Retention Schedules and disposal of records
A retention or disposal schedule prescribes the disposal treatment for classes of recurring records as agreed upon by the creating office, department or as laid down by legislation. In this contenxt, disposal can mean destruction as well as archiving.
The Content Manager feature Retention Management enables you to use retention and disposition schedules to control the entire life cycle of your records so that you can eventually conduct an orderly disposal by destroying unwanted records, or archiving your important records for future reference. For this functionality to be available, the feature Retention Management must be selected in the System Options Features page.
The feature Advanced Disposal Processing provides more functions to identify the records for disposal, review consignments, manage disposition conflicts, collect approval and carry out the disposal for the organisation's record archivist.
It is essential that archivists familiarise themselves with the concepts of retention and disposition schedules and the way they are implemented in Content Manager, which is described below.
Retention Schedules are applied to records in Content Manager to make the records inactive, destroyed, or archived according to a conditional schedule, reflecting the organisational needs, whether it be for legal, practical, or any other reasons.

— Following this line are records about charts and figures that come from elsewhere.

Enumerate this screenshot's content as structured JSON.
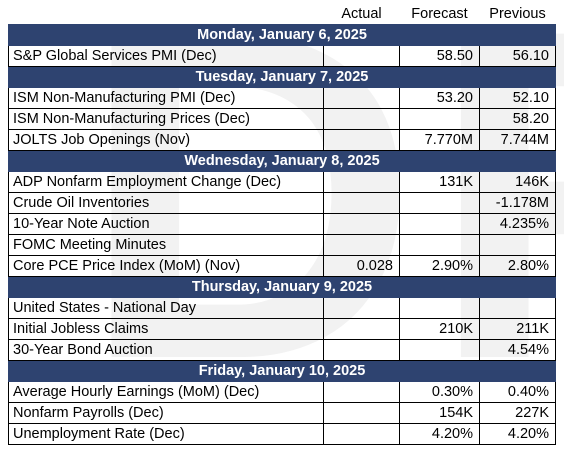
{
  "header": {
    "actual": "Actual",
    "forecast": "Forecast",
    "previous": "Previous"
  },
  "sections": [
    {
      "date": "Monday, January 6, 2025",
      "events": [
        {
          "name": "S&P Global Services PMI (Dec)",
          "actual": "",
          "forecast": "58.50",
          "previous": "56.10"
        }
      ]
    },
    {
      "date": "Tuesday, January 7, 2025",
      "events": [
        {
          "name": "ISM Non-Manufacturing PMI (Dec)",
          "actual": "",
          "forecast": "53.20",
          "previous": "52.10"
        },
        {
          "name": "ISM Non-Manufacturing Prices (Dec)",
          "actual": "",
          "forecast": "",
          "previous": "58.20"
        },
        {
          "name": "JOLTS Job Openings (Nov)",
          "actual": "",
          "forecast": "7.770M",
          "previous": "7.744M"
        }
      ]
    },
    {
      "date": "Wednesday, January 8, 2025",
      "events": [
        {
          "name": "ADP Nonfarm Employment Change (Dec)",
          "actual": "",
          "forecast": "131K",
          "previous": "146K"
        },
        {
          "name": "Crude Oil Inventories",
          "actual": "",
          "forecast": "",
          "previous": "-1.178M"
        },
        {
          "name": "10-Year Note Auction",
          "actual": "",
          "forecast": "",
          "previous": "4.235%"
        },
        {
          "name": "FOMC Meeting Minutes",
          "actual": "",
          "forecast": "",
          "previous": ""
        },
        {
          "name": "Core PCE Price Index (MoM) (Nov)",
          "actual": "0.028",
          "forecast": "2.90%",
          "previous": "2.80%"
        }
      ]
    },
    {
      "date": "Thursday, January 9, 2025",
      "events": [
        {
          "name": "United States - National Day",
          "actual": "",
          "forecast": "",
          "previous": ""
        },
        {
          "name": "Initial Jobless Claims",
          "actual": "",
          "forecast": "210K",
          "previous": "211K"
        },
        {
          "name": "30-Year Bond Auction",
          "actual": "",
          "forecast": "",
          "previous": "4.54%"
        }
      ]
    },
    {
      "date": "Friday, January 10, 2025",
      "events": [
        {
          "name": "Average Hourly Earnings (MoM) (Dec)",
          "actual": "",
          "forecast": "0.30%",
          "previous": "0.40%"
        },
        {
          "name": "Nonfarm Payrolls (Dec)",
          "actual": "",
          "forecast": "154K",
          "previous": "227K"
        },
        {
          "name": "Unemployment Rate (Dec)",
          "actual": "",
          "forecast": "4.20%",
          "previous": "4.20%"
        }
      ]
    }
  ],
  "watermark": "DRAFT",
  "colors": {
    "section_header_bg": "#2e4370",
    "section_header_text": "#ffffff",
    "watermark": "#f2f2f2"
  }
}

Each Retention Schedule reflects an approved standard of dealing with the different types of records, for example regarding accidents, complaints, correspondence, recruitment or personnel, to name but a few. You can use publicly available Retention Schedules or create your own.
For example, you might want to move an important administration document to an off-site archive six years after the last time it was used.
You can prescribe this action by applying a Retention Schedule to the Content Manager record that represents the document, outlining the archive action by using the trigger: Archive (Transfer Custody) Six Years after Last Action.
By applying the Retention Schedule in Content Manager, you can now use this future event to find all the records that are due to be archived off site on a certain date or during a particular timeframe.
When the document is due to be archived, you can locate the document, send it off, transferring custody for the record to the outside agency, and then change the Content Manager record dispositon to Archived (Custody Transferred), which will also destroy the electronic record of the document.
This process works equally with sets of documents, like files, and you can apply Retention Schedules to any record or container.
During its lifetime, a document or file can be in regular use, then not used any more, later possibly in a local archive or the archive of a storage provider, and finally, destroyed. These stages in a record's life are reflected in the Disposition field in Content Manager.
The Retention Schedule dictates the disposal actions for the records it is applied to, and therefore, controls the current disposal status in the field Disposition.
There are only two ways to dispose of a record in Content Manager:
- It will be destroyed
- It will be archived - either keeping it on site, or transferring it off site
These two options translate to the following possible Disposition field values and their meaning:
- Active - the record is in regular use, and either in circulation or in an active storage area, like a filing cabinet
- Inactive - the record is not in active, regular use any more, but not due for disposal yet.
This could be because the record's Retention Schedules prescribes to make the disposition Inactive, for example, one year after the last time the record was modified.
- Destroyed - the record has reached the end of its life and has been physically destroyed, and also electronically
- Archived (Keep Forever) - the record is kept forever within the organisation's own archive facility
- Archived (Custody Transferred) - the record and custody of that record were transferred to another agency. When the receiving agency has acknowledged receipt of the physical record, in Content Manager, the electronic record is destroyed.
To set these dispositions, the Retention Schedule uses triggers of the corresponding types as described under Retention Schedules above. When the time for the disposal of the record has come, the organisation's Record Archivist carries them out by using either the standard Content Manager disposal function as described in Changing record disposition, or the advanced function as described in Advanced disposal of records.
Whenever a record is updated, Content Manager re-calculates the date for the next disposal action as an intrinsic part of the update. Whenever a Retention Schedule is changed, you can choose to do the necessary re-calculations for the records it applies to immediately, or defer it to be done later.
Each Content Manager record and container record can have its own Retention Schedule, and therefore, its own disposition status. Therefore, when changing the disposition of a container record, Content Managerchecks the Retention Schedules of the records in the container; and if the container disposition change would break a rule for any of its records, it would not allow the change until the conflict is resolved.
For example, the container may be due for destruction now, but there is a document in the container that is supposed to be kept for another seven years or has an incomplete workflow. In this scenario, Content Manager would not allow you to destroy the container and you would need to resolve the conflict first, for example, either by moving the record to a different container, or changing the disposition schedule of the folder or the document. See Reviewing a record's Retention Schedule.
To make it easier to transport files, they are usually packed into archive boxes. These boxes can be checked in to Content Manager as records.
NOTE: You do not have to create archive boxes in Content Manager, this is just an example. You can create any equivalent.
The Record Type Archive Box would not usually have a Retention Schedule applied, as Archive Boxes are merely a vehicle to move physical files.